From here I don't know how I complete

Answer 1

$$PV\ \ 2\int_{-\pi/3}^{\pi /3}\frac{\cos (4x)}{\cos (3x)}dx= \lim_{y\to 0^+}\int_{-\pi/3}^{\pi /3}\frac{\cos (4(x+iy))}{\cos (3(x+iy))}dx+\int_{-\pi/3}^{\pi /3}\frac{\cos (4(x-iy))}{\cos (3(x-iy))}dx$$ Then expand $\frac1{1+e^{6(x\pm iy)}}$ in geometric series and invert $\int,\sum$, you'll obtain a series of the form $\sum_m \frac{a_m}{m}$ with $a_m$ periodic, which is a finite sum of $\log$

Answer 2

Hint:

$$\dfrac{\cos4x}{\cos3x}=\dfrac{2\cos^22x-1}{\cos x(4\cos^2x-3)}=\dfrac{2(1-2\sin^2x)^2-1}{\cos^2x(4\cos^2x-3)}\cdot\cos x$$

Set $\sin x=u$

$$I=\int_0^{\sqrt3/2}\dfrac{8u^4-8u^2+1}{(1-u^2)(1-4u^2)}du$$

Writing $u^2=v$ and use Partial Fraction Decomposition

$$\dfrac{8v^2-8v+1}{(1-v)(1-4v)}=2+\dfrac a{1-v}+\dfrac b{1-4v}$$

Find $a,b$ and replace $v$ with $u^2$

Can you take it home from here?

Answer 3

$$\mathrm{PV}\int_0^{\frac \pi3}\frac{\cos 4x}{\cos 3x}\mathrm{d}x=\lim_{\epsilon\to 0^+}\left(\int_0^{\frac \pi 6-\epsilon}\frac{\cos 4x}{\cos 3x}\mathrm{d}x+\int_{\frac \pi 6+\epsilon}^{\frac \pi 3}\frac{\cos 4x}{\cos 3x}\mathrm{d}x\right) $$ and you can find the antiderivative $$\int \frac{\cos 4x}{\cos 3x}\mathrm{d}x=\int\frac{8\cos^4 x-8\cos^2 x+1}{\cos x(4\cos^2 x-3)}\mathrm{d}x=\int\frac{8\cos^4 x-8\cos^2 x+1}{\cos^2 x(4\cos^2 x-3)}\cos x\,\mathrm{d}x$$ by substituting $u=\sin x$ which transforms the integral to $$\int\frac{8u^4-8u^2+1}{4u^4-5u^2+1}\mathrm{d}u=\int\left(2+\frac{2u^2-1}{(u-1)(u+1)(2u-1)(2u+1)}\right)\mathrm{d}u $$ and you continue with partial fractions.
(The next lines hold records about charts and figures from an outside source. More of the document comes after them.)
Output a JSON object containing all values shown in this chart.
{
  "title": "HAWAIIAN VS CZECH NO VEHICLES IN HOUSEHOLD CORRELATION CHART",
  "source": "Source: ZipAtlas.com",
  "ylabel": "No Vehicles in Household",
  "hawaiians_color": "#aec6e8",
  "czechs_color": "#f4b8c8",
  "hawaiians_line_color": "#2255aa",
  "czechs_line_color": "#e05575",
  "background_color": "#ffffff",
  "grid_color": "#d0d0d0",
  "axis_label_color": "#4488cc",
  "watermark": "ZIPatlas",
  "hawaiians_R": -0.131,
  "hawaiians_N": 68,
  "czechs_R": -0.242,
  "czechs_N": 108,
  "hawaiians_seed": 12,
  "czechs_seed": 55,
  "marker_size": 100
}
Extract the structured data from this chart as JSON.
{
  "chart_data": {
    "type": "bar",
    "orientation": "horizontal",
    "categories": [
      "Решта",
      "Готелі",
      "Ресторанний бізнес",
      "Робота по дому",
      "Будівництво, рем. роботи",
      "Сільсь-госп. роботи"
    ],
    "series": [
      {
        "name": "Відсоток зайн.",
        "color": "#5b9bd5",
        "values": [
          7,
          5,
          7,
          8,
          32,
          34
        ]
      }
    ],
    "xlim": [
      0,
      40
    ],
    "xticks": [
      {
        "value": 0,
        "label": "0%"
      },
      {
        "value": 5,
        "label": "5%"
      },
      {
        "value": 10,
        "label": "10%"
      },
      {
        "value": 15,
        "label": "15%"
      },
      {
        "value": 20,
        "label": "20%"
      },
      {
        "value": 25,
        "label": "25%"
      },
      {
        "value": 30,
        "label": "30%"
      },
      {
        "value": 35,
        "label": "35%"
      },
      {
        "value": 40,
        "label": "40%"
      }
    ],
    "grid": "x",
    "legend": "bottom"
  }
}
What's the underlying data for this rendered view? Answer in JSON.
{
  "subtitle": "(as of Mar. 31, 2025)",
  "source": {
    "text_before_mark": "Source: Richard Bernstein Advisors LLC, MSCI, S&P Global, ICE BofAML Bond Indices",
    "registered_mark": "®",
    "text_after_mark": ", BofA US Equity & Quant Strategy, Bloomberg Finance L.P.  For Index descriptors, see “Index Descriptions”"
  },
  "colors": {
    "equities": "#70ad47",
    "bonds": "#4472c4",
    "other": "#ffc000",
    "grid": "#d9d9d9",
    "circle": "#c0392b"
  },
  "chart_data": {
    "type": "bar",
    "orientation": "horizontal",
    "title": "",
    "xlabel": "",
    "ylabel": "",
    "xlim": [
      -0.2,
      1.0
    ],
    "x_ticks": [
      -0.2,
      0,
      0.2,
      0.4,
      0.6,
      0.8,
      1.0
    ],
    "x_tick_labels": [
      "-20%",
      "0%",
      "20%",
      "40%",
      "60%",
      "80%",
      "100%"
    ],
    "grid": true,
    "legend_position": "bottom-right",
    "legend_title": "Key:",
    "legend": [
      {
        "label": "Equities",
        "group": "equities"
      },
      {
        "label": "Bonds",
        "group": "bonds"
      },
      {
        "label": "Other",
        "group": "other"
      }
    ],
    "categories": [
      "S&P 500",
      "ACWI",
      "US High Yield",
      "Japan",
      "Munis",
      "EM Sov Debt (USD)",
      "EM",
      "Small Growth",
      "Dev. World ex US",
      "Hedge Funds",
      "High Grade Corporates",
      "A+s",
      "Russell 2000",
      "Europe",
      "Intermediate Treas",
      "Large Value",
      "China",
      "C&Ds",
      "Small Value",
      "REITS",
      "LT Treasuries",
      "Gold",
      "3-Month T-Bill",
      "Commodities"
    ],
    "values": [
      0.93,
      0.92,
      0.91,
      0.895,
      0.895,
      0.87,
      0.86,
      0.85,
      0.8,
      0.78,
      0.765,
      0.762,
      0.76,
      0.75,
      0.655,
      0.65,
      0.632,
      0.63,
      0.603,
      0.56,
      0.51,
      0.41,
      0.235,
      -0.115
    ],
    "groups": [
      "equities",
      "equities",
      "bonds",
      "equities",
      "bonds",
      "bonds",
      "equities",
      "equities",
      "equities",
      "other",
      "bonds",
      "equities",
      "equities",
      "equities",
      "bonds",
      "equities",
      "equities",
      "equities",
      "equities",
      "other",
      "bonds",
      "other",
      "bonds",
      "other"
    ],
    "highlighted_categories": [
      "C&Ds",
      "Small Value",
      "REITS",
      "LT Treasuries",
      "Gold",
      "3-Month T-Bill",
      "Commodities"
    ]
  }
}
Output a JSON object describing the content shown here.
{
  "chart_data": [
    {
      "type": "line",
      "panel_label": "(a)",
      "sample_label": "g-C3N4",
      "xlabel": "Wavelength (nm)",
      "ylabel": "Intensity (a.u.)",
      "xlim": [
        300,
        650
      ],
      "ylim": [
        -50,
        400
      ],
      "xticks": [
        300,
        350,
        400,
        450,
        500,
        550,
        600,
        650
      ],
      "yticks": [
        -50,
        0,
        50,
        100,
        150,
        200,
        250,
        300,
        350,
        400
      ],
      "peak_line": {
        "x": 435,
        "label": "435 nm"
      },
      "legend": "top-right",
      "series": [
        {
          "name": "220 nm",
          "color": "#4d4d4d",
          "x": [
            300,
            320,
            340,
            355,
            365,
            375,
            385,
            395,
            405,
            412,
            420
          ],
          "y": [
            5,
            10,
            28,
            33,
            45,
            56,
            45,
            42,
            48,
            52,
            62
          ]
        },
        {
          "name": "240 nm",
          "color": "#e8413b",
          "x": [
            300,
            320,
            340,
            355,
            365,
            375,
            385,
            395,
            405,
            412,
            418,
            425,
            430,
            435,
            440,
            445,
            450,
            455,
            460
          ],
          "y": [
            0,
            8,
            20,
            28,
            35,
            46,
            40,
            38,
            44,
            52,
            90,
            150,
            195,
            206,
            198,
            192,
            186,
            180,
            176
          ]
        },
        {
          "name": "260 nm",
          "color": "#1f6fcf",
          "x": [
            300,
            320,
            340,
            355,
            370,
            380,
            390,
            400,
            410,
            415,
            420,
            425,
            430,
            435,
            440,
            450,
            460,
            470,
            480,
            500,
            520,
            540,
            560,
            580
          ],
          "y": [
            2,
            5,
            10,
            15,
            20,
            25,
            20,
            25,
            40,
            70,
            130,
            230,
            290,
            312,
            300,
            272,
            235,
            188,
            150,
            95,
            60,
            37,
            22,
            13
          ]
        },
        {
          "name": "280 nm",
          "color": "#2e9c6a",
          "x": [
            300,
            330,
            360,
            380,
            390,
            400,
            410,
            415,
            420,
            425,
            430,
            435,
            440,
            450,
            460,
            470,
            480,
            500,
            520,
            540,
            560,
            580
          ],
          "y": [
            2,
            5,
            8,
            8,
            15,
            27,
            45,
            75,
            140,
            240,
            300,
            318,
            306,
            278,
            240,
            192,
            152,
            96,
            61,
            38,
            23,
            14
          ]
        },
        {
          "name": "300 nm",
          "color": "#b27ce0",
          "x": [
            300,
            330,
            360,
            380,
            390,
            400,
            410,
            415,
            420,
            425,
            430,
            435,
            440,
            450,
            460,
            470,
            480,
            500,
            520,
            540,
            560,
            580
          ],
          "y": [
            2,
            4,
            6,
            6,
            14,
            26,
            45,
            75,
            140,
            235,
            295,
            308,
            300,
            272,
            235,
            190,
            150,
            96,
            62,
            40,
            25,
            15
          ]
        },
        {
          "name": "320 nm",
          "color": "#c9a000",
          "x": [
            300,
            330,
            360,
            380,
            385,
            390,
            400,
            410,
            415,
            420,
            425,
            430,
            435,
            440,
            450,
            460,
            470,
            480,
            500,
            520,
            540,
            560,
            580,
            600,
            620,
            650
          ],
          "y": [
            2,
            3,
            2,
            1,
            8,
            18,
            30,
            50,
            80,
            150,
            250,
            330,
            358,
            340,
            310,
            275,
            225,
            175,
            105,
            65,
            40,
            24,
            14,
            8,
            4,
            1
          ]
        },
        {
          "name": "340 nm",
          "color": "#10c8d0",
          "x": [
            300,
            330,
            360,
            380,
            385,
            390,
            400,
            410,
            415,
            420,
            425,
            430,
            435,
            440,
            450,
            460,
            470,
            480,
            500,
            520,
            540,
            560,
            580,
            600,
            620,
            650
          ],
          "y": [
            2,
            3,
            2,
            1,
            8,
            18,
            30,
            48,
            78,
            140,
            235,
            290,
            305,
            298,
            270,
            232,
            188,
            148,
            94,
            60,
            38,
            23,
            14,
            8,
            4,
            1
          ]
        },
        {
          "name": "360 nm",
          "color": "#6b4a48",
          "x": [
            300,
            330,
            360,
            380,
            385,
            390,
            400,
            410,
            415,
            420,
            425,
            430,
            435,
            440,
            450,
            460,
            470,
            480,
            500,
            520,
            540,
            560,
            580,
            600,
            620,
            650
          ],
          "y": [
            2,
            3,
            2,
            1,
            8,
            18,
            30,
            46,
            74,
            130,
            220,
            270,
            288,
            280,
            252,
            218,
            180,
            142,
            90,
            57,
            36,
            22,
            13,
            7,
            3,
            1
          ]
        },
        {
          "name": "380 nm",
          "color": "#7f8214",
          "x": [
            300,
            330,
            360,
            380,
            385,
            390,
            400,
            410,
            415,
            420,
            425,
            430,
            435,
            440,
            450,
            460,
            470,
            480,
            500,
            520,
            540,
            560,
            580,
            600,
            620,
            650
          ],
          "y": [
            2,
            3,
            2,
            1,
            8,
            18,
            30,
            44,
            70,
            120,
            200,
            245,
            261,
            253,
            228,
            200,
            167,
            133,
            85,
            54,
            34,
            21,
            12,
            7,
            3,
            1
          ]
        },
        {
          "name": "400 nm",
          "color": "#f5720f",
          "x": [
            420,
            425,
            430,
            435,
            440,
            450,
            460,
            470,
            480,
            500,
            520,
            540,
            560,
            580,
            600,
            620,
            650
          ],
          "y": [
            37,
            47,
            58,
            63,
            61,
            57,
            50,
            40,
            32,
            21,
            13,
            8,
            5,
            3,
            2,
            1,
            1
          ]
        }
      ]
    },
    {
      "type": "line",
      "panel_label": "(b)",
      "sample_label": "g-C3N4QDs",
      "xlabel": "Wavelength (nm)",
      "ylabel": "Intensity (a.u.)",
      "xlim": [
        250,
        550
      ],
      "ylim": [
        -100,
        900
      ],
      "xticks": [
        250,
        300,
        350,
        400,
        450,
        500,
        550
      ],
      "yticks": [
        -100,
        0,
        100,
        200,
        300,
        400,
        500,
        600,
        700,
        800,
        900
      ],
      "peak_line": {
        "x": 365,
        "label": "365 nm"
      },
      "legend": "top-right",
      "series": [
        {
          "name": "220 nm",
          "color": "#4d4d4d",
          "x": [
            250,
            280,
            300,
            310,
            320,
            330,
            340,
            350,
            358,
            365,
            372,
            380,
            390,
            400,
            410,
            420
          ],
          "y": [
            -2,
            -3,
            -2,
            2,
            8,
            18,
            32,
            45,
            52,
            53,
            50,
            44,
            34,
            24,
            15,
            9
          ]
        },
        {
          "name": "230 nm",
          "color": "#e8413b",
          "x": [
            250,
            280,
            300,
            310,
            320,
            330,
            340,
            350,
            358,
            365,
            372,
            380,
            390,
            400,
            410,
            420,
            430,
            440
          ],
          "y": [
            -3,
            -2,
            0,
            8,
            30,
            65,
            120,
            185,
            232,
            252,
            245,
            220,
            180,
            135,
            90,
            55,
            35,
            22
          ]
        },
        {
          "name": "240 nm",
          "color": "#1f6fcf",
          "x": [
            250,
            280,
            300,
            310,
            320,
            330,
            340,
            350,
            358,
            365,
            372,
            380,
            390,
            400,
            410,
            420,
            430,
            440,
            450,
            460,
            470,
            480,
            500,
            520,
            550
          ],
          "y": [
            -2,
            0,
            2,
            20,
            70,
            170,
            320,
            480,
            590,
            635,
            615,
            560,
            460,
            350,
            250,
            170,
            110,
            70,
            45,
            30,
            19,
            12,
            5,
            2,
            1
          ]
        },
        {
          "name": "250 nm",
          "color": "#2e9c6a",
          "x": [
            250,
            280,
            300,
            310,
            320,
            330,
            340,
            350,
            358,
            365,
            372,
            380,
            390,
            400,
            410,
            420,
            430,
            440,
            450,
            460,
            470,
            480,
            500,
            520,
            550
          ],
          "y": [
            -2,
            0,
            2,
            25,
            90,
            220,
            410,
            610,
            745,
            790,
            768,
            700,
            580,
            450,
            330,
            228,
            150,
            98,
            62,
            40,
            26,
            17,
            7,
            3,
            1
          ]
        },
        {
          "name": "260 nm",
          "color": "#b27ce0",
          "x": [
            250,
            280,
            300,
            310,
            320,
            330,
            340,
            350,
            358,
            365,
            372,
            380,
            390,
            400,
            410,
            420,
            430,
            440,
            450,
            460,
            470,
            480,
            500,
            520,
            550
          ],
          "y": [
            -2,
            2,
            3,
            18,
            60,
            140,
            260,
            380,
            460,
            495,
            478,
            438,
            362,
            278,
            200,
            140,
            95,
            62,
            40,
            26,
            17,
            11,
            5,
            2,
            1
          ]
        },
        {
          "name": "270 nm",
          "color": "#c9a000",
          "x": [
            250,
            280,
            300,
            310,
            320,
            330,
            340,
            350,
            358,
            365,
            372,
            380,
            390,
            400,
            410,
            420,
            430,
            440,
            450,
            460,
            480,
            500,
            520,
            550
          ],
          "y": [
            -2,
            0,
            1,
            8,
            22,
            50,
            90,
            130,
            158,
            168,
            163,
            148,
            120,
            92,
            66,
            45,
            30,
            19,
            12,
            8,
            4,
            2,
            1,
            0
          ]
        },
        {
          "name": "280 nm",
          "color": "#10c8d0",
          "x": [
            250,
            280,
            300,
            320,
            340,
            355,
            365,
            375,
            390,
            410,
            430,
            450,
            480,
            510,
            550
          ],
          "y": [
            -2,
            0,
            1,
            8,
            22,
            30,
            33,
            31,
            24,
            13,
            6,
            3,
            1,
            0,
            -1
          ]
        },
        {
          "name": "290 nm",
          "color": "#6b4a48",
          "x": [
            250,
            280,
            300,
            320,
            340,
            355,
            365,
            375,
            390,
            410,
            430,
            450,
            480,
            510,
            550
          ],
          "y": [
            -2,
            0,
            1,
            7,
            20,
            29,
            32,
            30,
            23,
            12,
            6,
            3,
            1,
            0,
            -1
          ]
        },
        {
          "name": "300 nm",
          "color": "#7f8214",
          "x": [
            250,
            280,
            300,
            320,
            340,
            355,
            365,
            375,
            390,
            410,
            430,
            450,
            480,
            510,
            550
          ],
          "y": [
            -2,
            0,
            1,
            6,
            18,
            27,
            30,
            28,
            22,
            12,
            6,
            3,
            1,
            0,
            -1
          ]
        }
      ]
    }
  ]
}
After you find the antiderivative, plug in the limits of integration, and take limit.

Answer 4

You already have that PV $\int_0^{\pi \over 3}{1 \over \cos 3x} = 0$, so your integral is equal to $$PV \int_0^{\pi \over 3}{\cos 4x - 1 \over \cos 3x} \,dx$$ Using that ${1 + \cos 4x \over 2} = \cos^2 2x$, this is the same as $$PV \int_0^{\pi \over 3} {2\cos^2 2x - 2\over \cos 3x}\,dx $$ $$= PV \int_0^{\pi \over 3} -{2\sin^2 2x \over \cos 3x}\,dx $$ Now use identities $\cos 3x = 4\cos^3 x - 3\cos x$ and $\sin^2 2x = 4\cos^2 x \sin^2 x$. Your integral then becomes $$PV \int_0^{\pi \over 3} -{8\sin^2 x \cos x \over 4\cos^2 x - 3}\,dx $$ $$=PV \int_0^{\pi \over 3} -{8\sin^2 x \cos x \over 1 - 4\sin^2 x}\,dx $$ Now the subsitution $u = \sin x$ turns this into $$PV \int_0^{\sqrt{3} \over 2} -{8u^2 \over 1 - 4u^2}\,du $$ $$= PV \int_0^{\sqrt{3} \over 2} 2 - {2 \over 1 - 4u^2}\,du $$ $$= \sqrt{3} - 2PV\int_0^{\sqrt{3} \over 2}{1 \over 1 - 4u^2}\,du$$ $$=\sqrt{3} - PV\int_0^{\sqrt{3} \over 2}{1 \over 1 - 2u} - \int_0^{\sqrt{3} \over 2}{1 \over 1 + 2u}\,du$$ $$=\sqrt{3} - {1 \over 2}\ln(1 + \sqrt{3}) - PV\int_0^{\sqrt{3} \over 2}{1 \over 1 - 2u}\,du$$ The principal value integral from $0$ to $1$ here is zero by symmetry of the kernel about $u = {1 \over 2}$, so the above is equal to $$=\sqrt{3} - {1 \over 2}\ln(1 + \sqrt{3}) + \int_{\sqrt{3} \over 2}^1{1 \over 1 - 2u}\,du$$ $$=\sqrt{3} - {1 \over 2}\ln(1 + \sqrt{3}) - \int_{\sqrt{3} \over 2}^1{1 \over 2u - 1}\,du$$ $$= \sqrt{3} - {1 \over 2}\ln(1 + \sqrt{3}) + {1 \over 2}\ln(\sqrt{3} - 1)$$

Answer 5

Continue with $PV\displaystyle\int_0^{\frac{π}{3}}\frac{dx}{\cos (3x)}=0$ to rewrite the integral as,

$$I =PV \int_0^{\frac{π}{3}}\frac{8(\cos^{2} x-1)\cos^2 x}{4\cos^3 x -3 \cos x}dx =PV \int_0^{\frac{π}{3}}\frac{-4\sin^{2}x\> d(2\sin x)}{1-4\sin^2 x }dx$$

Substitute $t = 2\sin x$, $$I =PV \int_0^{{\sqrt3}}\left(1-\frac1{1-t^2}\right)dt =\sqrt3-\int_0^{1-\epsilon}\frac{dt}{1-t^2} -\int_{1+\epsilon}^{{\sqrt3}}\frac{dt}{1-t^2}$$ $$=\sqrt3 - \tanh^{-1}t|_0^{1-\epsilon}-\coth^{-1}t|_{1+\epsilon}^{{\sqrt3}} =\sqrt3 - \coth^{-1}\sqrt3$$

where $(\tanh^{-1}t)'=\frac1{1-t^2}\> \text{for}\> t^2<1$ and $(\coth^{-1}t)'=\frac1{1-t^2}\> \text{for}\> t^2>1$ are used.